The incident happened while Walker was speaking at the Iowa State Fair Soapbox. As CNN reports, union protesters followed Walker from Wisconsin to heckle his speech. It wasn’t long before Walker supporters and the union protesters became locked in physical altercations.

“I am not intimidated by you, sir, or anyone else out there,” Walker told one of his protesters according to his campaign. “I will fight for the American people.”

Walker officially announced his run July 13. Almost immediately the most powerful national unions moved in to discredit his campaign. AFL-CIO President Richard Trumka even called Walker a “national disgrace,” in a statement that went into no further detail. Unions have long been at odds with Walker over labor reforms he pursued during his first term as governor of Wisconsin.

“You want someone who’s tested?” Walker continued to tell the protester. “I’m right here. You can see it! This is what happened in Wisconsin. We will not back down. We will do what is necessary to defend the American people going forward.”

Much of the dispute started in 2011 when Walker curtailed union power in his state. The reforms, known as Act 10, significantly changed the collective bargaining process for most public employees. It also required public unions to hold a renewal vote every couple of years to determine if workers still wanted them.

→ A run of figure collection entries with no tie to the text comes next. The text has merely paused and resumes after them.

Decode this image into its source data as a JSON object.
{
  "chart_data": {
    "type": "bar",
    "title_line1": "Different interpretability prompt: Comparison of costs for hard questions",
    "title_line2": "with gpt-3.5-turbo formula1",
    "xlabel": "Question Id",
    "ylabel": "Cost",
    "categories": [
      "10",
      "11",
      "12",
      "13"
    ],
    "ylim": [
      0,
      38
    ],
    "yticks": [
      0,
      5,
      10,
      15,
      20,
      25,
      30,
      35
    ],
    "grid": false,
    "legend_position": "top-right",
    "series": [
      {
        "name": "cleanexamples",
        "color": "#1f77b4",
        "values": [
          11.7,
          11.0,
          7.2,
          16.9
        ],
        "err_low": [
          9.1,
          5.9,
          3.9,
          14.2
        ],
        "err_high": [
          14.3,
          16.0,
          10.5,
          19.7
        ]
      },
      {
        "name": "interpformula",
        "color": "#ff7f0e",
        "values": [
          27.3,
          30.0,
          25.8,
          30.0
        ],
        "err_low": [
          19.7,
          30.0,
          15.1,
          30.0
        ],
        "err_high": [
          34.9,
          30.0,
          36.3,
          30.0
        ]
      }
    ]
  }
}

The labor movement did all it could to oppose the law. At the time, thousands of protesters descended on the Wisconsin capital to rally against the act. They surrounded the outside and occupied much of the building. Walker, however, was able to outlast the protests. Afterwards opponents even tried to get Walker thrown out of office with a recall election in 2012.

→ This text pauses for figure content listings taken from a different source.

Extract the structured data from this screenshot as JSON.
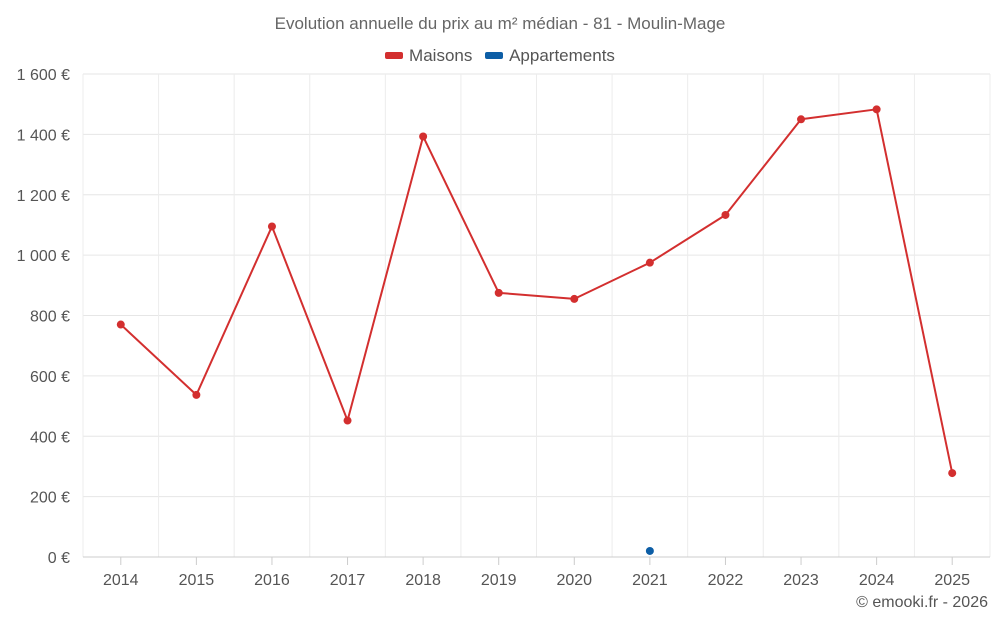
{
  "chart_data": {
    "type": "line",
    "title": "Evolution annuelle du prix au m² médian - 81 - Moulin-Mage",
    "xlabel": "",
    "ylabel": "",
    "categories": [
      "2014",
      "2015",
      "2016",
      "2017",
      "2018",
      "2019",
      "2020",
      "2021",
      "2022",
      "2023",
      "2024",
      "2025"
    ],
    "ylim": [
      0,
      1600
    ],
    "yticks": [
      0,
      200,
      400,
      600,
      800,
      1000,
      1200,
      1400,
      1600
    ],
    "ytick_labels": [
      "0 €",
      "200 €",
      "400 €",
      "600 €",
      "800 €",
      "1 000 €",
      "1 200 €",
      "1 400 €",
      "1 600 €"
    ],
    "grid": true,
    "legend_position": "top-center",
    "series": [
      {
        "name": "Maisons",
        "color": "#d32f2f",
        "values": [
          770,
          537,
          1095,
          452,
          1393,
          875,
          855,
          975,
          1133,
          1450,
          1483,
          278
        ]
      },
      {
        "name": "Appartements",
        "color": "#0d5ea6",
        "values": [
          null,
          null,
          null,
          null,
          null,
          null,
          null,
          20,
          null,
          null,
          null,
          null
        ]
      }
    ]
  },
  "footer": "© emooki.fr - 2026"
}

After a rough battle, Walker was able to overcome the attack and even won reelection during the 2014 midterm. Earlier in the year unions in the state took another major hit after Republicans in the legislature passed a law which banned mandatory dues as a condition of employment.

To get the Republican nomination, Walker will first have to beat Donald Trump, Jeb Bush, Marco Rubio and Rand Paul among others in the Republican primary.